The last scene shows two modern-day travelers, a man and woman, surveying the hilly landscape.

== Cast ==
- Ewan McGregor as Yeshua and The Demon
- Tye Sheridan as Son
- Ciarán Hinds as Father
- Ayelet Zurer as Mother
- Susan Gray as the Demonic Woman

== Production ==
On February 1, 2014, the cinematographer Emmanuel Lubezki told Deadline Hollywood that he was going to work on a film in the desert with his friend Rodrigo García and Ewan McGregor. He said "It's a tiny little beautiful, extraordinary script that Rodrigo wrote that we’re going to shoot for five weeks." On February 5, 2014 two actors, Ewan McGregor and Tye Sheridan, joined the film cast. McGregor plays the dual roles of a holy man and a demon. The film is written and directed by Rodrigo García, while Division Films and Mockingbird Pictures produced the film. Ayelet Zurer and Ciarán Hinds play the roles of Sheridan's character's parents. The film premiered at the 2015 Sundance Film Festival. The movie was shot at Anza-Borrego Desert State Park in the Colorado Desert of Southern California.

The film was awarded the Dolby Family fellowship, a grant that allows filmmakers to finish their sound design and mix in Dolby Atmos. Sound Designers and Re-recording mixers J.M. Davey and Zach Seivers completed the original sound design and mix as well as the Dolby Atmos remix.
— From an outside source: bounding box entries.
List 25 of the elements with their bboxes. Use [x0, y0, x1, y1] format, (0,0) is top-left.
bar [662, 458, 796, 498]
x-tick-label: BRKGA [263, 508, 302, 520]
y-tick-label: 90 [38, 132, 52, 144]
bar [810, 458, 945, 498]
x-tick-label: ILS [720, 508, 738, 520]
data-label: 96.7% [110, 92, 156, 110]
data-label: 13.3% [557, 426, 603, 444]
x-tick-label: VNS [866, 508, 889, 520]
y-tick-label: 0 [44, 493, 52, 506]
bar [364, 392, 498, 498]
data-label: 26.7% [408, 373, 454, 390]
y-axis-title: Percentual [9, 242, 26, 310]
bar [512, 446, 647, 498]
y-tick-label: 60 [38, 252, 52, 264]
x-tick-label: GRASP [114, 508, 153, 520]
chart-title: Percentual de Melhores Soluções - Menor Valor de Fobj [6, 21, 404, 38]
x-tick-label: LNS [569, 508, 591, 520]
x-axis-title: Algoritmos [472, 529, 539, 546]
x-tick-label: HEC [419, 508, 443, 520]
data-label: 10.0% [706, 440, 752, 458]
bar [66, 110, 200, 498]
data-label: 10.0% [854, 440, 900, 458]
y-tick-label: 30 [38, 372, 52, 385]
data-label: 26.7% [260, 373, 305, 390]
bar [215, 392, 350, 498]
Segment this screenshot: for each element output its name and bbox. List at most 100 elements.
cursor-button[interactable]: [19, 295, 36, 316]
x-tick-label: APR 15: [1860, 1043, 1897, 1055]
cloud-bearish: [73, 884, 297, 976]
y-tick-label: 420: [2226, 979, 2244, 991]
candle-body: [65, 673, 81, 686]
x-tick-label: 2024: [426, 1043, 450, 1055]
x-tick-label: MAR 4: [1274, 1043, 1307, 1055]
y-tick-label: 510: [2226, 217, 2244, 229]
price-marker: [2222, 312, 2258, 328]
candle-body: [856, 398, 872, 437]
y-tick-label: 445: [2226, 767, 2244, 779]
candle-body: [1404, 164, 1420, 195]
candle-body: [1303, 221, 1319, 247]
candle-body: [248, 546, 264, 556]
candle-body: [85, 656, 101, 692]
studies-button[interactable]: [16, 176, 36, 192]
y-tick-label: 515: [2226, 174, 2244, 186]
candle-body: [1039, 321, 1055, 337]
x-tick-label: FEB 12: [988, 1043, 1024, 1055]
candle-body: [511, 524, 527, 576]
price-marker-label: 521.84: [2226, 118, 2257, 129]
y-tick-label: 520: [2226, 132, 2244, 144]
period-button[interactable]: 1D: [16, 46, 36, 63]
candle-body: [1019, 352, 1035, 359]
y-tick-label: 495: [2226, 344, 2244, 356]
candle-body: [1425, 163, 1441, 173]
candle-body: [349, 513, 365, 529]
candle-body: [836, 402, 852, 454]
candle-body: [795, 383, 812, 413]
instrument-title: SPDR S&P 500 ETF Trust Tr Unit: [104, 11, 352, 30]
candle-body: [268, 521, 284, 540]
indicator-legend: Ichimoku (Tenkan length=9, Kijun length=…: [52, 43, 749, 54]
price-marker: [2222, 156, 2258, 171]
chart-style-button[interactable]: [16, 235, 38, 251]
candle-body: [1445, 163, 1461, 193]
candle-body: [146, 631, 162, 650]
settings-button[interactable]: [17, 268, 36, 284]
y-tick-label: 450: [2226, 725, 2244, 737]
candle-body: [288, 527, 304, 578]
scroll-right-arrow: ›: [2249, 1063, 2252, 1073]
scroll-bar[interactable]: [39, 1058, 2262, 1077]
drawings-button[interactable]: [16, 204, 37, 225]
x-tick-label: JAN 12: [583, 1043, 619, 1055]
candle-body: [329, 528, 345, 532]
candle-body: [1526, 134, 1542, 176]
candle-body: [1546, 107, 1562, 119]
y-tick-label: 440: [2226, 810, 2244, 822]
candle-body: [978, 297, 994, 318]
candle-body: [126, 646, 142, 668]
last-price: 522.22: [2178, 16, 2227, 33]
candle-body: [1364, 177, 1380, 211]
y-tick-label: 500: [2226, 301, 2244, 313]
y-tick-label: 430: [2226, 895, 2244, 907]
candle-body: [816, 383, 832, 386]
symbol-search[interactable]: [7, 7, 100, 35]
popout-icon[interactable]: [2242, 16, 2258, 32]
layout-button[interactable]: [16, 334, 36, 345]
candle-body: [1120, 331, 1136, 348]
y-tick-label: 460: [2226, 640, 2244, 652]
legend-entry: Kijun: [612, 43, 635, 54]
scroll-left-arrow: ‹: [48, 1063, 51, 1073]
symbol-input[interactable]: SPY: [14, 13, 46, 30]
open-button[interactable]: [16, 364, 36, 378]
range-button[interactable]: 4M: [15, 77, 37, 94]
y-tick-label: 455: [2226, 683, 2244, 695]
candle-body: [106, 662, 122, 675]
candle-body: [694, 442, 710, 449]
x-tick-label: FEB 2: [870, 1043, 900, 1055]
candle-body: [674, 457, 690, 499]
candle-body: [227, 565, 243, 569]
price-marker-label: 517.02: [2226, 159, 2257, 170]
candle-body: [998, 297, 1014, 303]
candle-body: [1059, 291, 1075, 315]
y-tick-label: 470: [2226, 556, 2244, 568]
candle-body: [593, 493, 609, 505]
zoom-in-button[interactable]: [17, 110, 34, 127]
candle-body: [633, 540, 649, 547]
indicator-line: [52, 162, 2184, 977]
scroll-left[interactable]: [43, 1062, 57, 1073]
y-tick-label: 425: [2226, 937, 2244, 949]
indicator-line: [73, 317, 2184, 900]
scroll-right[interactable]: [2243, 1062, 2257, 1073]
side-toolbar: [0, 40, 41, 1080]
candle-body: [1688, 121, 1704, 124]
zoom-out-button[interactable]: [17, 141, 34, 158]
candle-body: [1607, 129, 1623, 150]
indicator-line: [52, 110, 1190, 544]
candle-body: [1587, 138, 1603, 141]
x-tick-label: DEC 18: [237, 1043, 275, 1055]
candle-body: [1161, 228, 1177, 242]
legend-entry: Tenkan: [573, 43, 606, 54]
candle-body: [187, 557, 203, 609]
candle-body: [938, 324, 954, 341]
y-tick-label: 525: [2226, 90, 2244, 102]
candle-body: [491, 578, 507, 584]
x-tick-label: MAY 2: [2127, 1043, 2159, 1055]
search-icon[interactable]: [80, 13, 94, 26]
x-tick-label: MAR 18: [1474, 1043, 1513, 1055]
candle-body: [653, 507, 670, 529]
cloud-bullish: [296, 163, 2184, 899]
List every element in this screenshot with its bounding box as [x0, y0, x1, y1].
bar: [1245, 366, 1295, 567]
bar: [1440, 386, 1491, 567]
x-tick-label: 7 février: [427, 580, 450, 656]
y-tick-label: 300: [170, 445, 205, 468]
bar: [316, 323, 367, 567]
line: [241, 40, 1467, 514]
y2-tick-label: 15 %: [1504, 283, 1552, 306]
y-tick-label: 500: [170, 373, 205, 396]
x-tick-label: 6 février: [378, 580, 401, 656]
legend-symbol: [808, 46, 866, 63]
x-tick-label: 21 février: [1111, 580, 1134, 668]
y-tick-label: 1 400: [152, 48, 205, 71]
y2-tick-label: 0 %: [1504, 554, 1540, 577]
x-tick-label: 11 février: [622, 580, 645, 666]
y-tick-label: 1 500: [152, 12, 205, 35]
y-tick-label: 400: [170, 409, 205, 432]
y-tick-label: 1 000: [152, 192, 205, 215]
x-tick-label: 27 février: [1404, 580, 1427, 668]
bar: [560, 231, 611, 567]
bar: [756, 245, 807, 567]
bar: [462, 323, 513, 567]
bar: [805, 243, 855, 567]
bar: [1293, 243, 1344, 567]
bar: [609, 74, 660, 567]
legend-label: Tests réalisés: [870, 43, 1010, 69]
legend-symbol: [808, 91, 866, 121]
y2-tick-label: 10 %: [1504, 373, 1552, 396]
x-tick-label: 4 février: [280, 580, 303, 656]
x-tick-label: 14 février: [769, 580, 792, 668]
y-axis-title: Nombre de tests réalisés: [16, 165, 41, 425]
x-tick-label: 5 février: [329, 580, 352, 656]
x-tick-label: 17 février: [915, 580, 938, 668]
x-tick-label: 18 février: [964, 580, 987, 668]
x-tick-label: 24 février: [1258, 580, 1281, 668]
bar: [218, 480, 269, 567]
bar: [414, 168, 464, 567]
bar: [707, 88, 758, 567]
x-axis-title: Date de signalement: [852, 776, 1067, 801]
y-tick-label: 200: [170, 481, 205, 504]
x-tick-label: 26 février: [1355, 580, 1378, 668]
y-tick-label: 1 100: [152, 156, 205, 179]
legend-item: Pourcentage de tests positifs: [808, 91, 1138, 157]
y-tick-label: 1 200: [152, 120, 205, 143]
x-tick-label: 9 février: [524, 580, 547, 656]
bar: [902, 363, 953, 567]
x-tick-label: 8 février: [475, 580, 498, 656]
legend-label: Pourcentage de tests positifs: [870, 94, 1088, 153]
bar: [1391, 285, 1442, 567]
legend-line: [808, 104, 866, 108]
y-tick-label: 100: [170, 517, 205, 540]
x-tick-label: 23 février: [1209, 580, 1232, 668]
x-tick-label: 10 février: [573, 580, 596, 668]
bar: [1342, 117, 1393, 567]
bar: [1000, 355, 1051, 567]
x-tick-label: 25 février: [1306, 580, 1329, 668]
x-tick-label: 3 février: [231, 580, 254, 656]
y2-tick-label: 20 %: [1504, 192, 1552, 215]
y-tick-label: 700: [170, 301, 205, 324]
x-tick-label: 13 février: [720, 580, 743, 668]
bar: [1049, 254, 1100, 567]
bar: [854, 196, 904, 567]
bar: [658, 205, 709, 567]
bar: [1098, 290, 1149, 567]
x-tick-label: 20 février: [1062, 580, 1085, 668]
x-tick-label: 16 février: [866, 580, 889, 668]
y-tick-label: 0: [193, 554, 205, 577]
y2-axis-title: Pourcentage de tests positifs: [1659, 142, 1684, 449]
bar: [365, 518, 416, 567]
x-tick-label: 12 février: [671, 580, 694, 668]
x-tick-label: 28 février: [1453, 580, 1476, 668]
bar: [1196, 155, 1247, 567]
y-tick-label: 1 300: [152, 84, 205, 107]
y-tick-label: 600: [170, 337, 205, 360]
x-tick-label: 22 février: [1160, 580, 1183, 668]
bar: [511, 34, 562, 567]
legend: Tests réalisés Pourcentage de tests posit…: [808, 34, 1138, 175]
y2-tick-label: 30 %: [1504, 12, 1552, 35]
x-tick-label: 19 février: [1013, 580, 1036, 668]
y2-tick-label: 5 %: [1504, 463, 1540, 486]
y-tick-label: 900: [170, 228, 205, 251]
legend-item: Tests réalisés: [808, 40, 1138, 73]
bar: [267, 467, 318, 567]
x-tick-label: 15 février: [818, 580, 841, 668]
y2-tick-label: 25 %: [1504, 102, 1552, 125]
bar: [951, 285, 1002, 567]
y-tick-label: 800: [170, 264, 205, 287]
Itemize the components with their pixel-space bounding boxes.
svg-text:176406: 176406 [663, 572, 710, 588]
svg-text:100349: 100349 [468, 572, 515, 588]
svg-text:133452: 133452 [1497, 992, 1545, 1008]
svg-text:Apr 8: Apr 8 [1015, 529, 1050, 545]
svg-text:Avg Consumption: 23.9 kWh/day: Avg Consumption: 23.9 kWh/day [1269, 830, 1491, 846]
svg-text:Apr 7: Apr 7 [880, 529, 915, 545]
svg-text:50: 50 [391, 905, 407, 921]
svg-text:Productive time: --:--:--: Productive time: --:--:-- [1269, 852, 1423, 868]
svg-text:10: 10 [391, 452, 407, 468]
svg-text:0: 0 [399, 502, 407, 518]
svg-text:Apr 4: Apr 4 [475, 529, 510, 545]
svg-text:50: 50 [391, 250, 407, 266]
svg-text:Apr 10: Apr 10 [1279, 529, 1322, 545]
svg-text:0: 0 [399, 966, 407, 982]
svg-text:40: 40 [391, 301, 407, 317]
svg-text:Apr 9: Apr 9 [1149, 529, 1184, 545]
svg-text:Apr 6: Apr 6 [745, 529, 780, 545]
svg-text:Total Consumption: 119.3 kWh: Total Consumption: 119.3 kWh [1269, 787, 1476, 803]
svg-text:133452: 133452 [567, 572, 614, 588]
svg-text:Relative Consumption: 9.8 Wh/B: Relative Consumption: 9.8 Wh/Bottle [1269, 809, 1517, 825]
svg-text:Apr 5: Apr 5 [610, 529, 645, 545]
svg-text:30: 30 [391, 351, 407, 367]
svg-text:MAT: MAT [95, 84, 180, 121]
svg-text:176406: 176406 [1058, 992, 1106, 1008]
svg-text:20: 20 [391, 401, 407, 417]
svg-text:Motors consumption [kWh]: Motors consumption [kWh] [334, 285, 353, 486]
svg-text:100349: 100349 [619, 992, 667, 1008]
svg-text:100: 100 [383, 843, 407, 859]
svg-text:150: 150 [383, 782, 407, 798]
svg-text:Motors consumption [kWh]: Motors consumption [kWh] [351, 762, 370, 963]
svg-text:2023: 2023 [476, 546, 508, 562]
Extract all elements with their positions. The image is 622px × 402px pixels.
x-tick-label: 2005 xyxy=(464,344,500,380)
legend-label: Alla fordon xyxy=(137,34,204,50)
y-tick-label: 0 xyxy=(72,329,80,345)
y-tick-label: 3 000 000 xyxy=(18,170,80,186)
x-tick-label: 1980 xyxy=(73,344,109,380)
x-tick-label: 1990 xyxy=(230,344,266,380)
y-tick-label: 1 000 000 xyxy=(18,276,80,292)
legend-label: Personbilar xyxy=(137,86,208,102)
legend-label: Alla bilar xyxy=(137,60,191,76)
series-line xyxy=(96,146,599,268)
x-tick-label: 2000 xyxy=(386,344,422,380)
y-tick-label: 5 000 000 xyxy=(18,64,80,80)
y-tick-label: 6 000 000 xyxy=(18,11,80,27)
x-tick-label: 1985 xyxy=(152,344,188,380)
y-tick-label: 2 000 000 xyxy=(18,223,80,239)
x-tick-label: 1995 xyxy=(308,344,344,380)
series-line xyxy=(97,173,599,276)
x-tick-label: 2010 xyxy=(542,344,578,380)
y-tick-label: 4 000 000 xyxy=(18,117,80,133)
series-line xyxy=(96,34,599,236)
Skip Lievsay, who won the Academy Award for Best Sound for his work on Gravity, served as a mentor to Davey and Seivers for the Atmos remix.

==Reception==

The review aggregator website Rotten Tomatoes reported that 77% of critics have given the film a positive review based on 70 reviews, with an average rating of 6.69/10. The site's critics consensus reads, "Last Days in the Desert offers enough stately grandeur and spiritual exploration to offset an occasionally ambiguous narrative." On Metacritic, the film achieved an average score of 67 out of 100 based on 20 reviews, signifying "generally favorable" reviews.

In his 2015 Sundance review for Vulture, Bilge Ebiri calls the film "haunting," reading its beautiful landscapes as a narrative device. Justin Chang echoes the sentiment for Variety, writing of "the crystalline beauty of the cinematography." Beyond Emmanuel Lubezki's photography, however, others call the drama [also] arid in places.

Several reviewers note the combination of a spiritual story with broader appeal via its tale of familial relationships, especially between fathers and sons. McGregor had a similar observation about his role in the film, saying: "It’s not telling a Biblical story. I think it’s a film about fathers and sons. Jesus and God are the ultimate father and son relationship."